The Party (2017)

Tension fraught deliciousness.

liquid tv afternoons
4 min readApr 17, 2018
Janet

This is a dinner where truths explode & damnation ensues.

What a treat Sally Potter’s -The Party- is!. I love a good dinner party centric film- why like any good meal it entices with the entree and finishes sweetly.

— This is a film charged with tension.

Janet(Kristen Scott- Thomas) has been made the Assitant Minister of Health. She’s a feminisit’s triumph, as her friends do cry, and to celebrate her announcement she’s hosting a dinner party for her closet compatriots, who could easily mask as her enemies.

As they indivudally arrive the air is filled with enticing lies and drama. And we tick down the minutes until altercations with occur.

Bill

The Party- runs at 71 minutes & is bitingly frank.

Each character is flawed by their secrete keeping and we wait in glee to find out each ones hidden wrongs.

Janet flirtatiously liaises with a secret phone companion.

Her husband Bill (Timothy Sprall) is drunk in the dining room.

Friend April (Patricia Clarkson) pretends she wants nothing to do with her liberal, albeit dogmatic, German lover Gottfried(Bruno Ganz).

Newlywed couple Martha (Cherry Jones), and Jinny (Emily Mortimer) seem uncomfortable in each other’s company despite their joyous, slightly intense, pregnant news.

Meanwhile Tom( Cillian Murphy), who everyone seems to forget is there, oddly fades into the background without the copmpany of his wife Mariann, who is the dinner party’s common link. Instead he takes his uncomfortableness straight to the bathroom where he can play with his gun and be overcome by coked up sweatiness .

Yes this dinner party is built on Jenga like lies and we watch eagerly as Janet pretends she believes her friends well wishes and congratulations.
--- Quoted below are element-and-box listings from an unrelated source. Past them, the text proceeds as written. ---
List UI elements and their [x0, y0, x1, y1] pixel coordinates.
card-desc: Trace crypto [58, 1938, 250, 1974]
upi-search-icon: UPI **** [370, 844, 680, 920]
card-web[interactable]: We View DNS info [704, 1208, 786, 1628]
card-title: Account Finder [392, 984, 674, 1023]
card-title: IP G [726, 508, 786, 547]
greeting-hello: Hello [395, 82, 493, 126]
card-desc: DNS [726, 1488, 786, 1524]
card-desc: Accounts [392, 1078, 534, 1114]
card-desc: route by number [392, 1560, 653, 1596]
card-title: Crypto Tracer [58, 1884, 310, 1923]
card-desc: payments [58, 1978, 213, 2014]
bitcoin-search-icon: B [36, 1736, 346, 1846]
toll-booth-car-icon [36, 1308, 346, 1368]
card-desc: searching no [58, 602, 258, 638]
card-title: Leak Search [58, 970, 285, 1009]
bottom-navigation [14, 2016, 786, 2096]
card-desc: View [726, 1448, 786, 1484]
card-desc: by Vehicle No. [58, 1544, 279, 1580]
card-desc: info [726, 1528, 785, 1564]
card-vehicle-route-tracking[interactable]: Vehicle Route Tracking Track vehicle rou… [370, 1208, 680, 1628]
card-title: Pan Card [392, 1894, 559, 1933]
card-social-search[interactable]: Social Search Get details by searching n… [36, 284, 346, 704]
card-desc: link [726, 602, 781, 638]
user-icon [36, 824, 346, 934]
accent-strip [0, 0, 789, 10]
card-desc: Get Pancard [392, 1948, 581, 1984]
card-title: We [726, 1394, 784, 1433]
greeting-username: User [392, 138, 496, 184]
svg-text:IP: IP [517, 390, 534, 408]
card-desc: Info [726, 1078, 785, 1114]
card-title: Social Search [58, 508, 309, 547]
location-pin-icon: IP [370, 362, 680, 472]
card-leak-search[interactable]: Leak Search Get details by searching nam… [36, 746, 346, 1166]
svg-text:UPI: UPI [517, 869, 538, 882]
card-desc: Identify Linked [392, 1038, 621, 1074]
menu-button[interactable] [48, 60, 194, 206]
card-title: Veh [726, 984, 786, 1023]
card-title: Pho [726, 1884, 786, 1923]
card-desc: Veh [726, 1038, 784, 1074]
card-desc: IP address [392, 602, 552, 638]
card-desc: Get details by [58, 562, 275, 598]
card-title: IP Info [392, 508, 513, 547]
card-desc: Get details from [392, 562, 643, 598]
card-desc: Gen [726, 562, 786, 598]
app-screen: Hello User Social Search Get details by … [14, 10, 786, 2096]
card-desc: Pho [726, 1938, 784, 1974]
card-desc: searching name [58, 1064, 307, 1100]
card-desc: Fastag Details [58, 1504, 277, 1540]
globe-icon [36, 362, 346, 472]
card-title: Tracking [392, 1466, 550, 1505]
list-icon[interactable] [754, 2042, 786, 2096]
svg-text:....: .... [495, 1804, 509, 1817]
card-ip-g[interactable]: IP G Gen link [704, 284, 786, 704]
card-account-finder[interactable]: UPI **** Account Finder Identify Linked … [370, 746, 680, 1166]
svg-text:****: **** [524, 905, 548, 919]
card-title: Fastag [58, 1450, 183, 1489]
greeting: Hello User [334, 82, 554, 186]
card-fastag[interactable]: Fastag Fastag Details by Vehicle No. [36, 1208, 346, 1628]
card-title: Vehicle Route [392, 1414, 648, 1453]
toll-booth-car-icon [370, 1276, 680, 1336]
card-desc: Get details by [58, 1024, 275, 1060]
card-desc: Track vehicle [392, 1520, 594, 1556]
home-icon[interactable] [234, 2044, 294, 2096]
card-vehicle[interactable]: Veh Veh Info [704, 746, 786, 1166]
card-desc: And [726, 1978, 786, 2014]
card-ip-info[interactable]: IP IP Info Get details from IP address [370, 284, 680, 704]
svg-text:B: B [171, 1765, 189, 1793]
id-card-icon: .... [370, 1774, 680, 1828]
The black and white imagery heightens the tense atmosphere.

While the disciplined running length ensures no guest outstays their welcome.

The film is like sharp satires of old . It provides well time objectives while leaving room for fertile imagination.

At it’s heart The Party is a social comment on the falseness of our established friendships. We may pretend to enjoy each other’s company and respectively need others in our lives, but the external hour or so of insight into other’s private worlds illustrates just have false friendships do become. Potter just does so in a way which is continuously humourous.

BUT people be warned the quick jibes offered throughout do not go unnoticed.

Everyone is flawed in Potter’s film, and quite rightly so given our social structures and human nature. This is a quick film but a good one and one I implore you to watch.

It is satirical, relevant and I promise you you’ll have a least one chuckle throughout watching it.

I give it 85/100 ‘You’re a first class lesbian and a second rate thinker’ yes these are the comments one should expect from their friends.

Highlights:

  1. The simply narrative which conveys real life moments.
  2. The convention of someones joy always be taken by another’s pain.
  3. The fallible nature of friendships.

Lowlights:

  1. I would have loved the ending to be slightly more played out or at least paused at the finish.
  2. Martha and Jilly had no chemistry and it made little sense how/why they were continued to be together.